Policé, il était policé..

On ne pense généralement pas cela de ceux qu’on rencontre dans la vie courante, dans les rues de nos petites villes ou les quartiers des grandes.. on pense seulement, à la rigueur, que l’être, là, qui s’impose dans notre univers, brusquement, en passant, n’est pas policé.. ceci bien sûr si, comme moi, on a d’instinct, des mots anciens, désuets, dans ces phrases qui s’écrivent à la limite de la conscience, que l’on ravale avant de les prononcer.

Mais dans son cas c’est ce mot qui me vient.. et cela recouvre tout et un peu n’importe quoi, l’impression qu’il m’a laissée.

Il y avait la fermeté simple de son visage, et sa peau portant marques du soleil, du vent, des ans.

Il y avait sa simplicité qui se coulait dans les foules.

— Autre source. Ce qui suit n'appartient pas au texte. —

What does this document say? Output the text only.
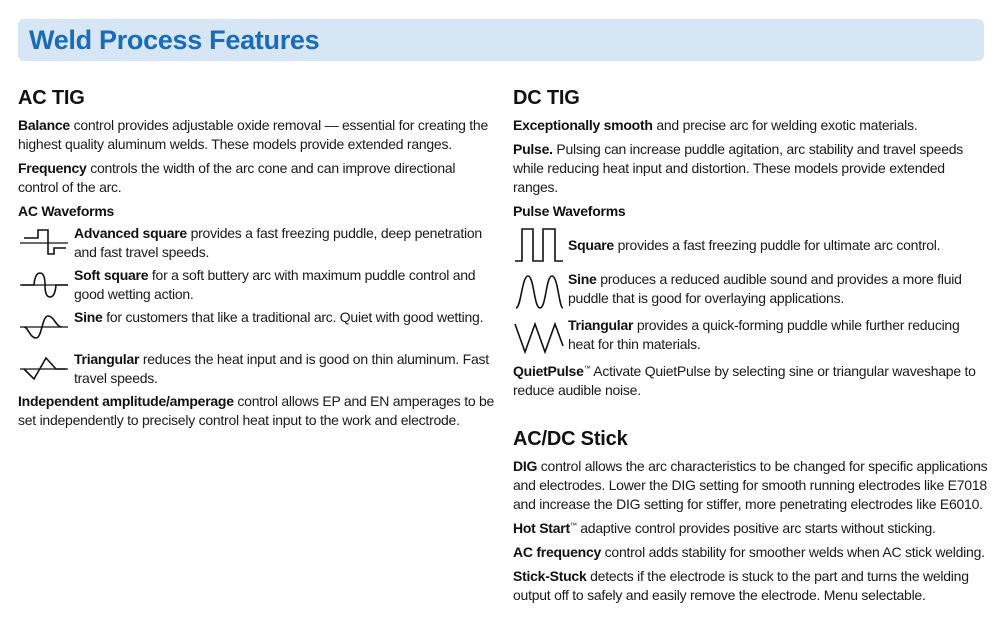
Weld Process Features
AC TIG

Balance control provides adjustable oxide removal — essential for creating the highest quality aluminum welds. These models provide extended ranges.

Frequency controls the width of the arc cone and can improve directional control of the arc.

AC Waveforms

Advanced square provides a fast freezing puddle, deep penetration and fast travel speeds.

Soft square for a soft buttery arc with maximum puddle control and good wetting action.

Sine for customers that like a traditional arc. Quiet with good wetting.

Triangular reduces the heat input and is good on thin aluminum. Fast travel speeds.

Independent amplitude/amperage control allows EP and EN amperages to be set independently to precisely control heat input to the work and electrode.

DC TIG

Exceptionally smooth and precise arc for welding exotic materials.

Pulse. Pulsing can increase puddle agitation, arc stability and travel speeds while reducing heat input and distortion. These models provide extended ranges.

Pulse Waveforms

Square provides a fast freezing puddle for ultimate arc control.

Sine produces a reduced audible sound and provides a more fluid puddle that is good for overlaying applications.

Triangular provides a quick-forming puddle while further reducing heat for thin materials.

QuietPulse™ Activate QuietPulse by selecting sine or triangular waveshape to reduce audible noise.

AC/DC Stick

DIG control allows the arc characteristics to be changed for specific applications and electrodes. Lower the DIG setting for smooth running electrodes like E7018 and increase the DIG setting for stiffer, more penetrating electrodes like E6010.

Hot Start™ adaptive control provides positive arc starts without sticking.

AC frequency control adds stability for smoother welds when AC stick welding.

Stick-Stuck detects if the electrode is stuck to the part and turns the welding output off to safely and easily remove the electrode. Menu selectable.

Il y avait ce jour là, sur son balcon, dans son territoire, l’excentricité timide de ce collier de coquillages, comme une allusion discrète aux années lointaines, à sa jeunesse.

Il y avait ses cheveux juste un peu trop longs qui, dans la brise de ce matin là, prenaient des allures de feuillage secoué dans le mouvement de l’air, de courtes algues dans le courant.

Il y avait la réserve sage à laquelle il nous avait habitué.

Et puis il y eut ce moment, cette langue tirée à l’intention d’un dos, en cachette, cette ironique protestation qui confirmait que rien, dans cette normalité affichée, n’était naturel.

qui confirmait qu’en lui était demeuré l’être indiscipliné, que le mot policé s’appliquait bien à lui, correspondait à un effort, une habitude conquise.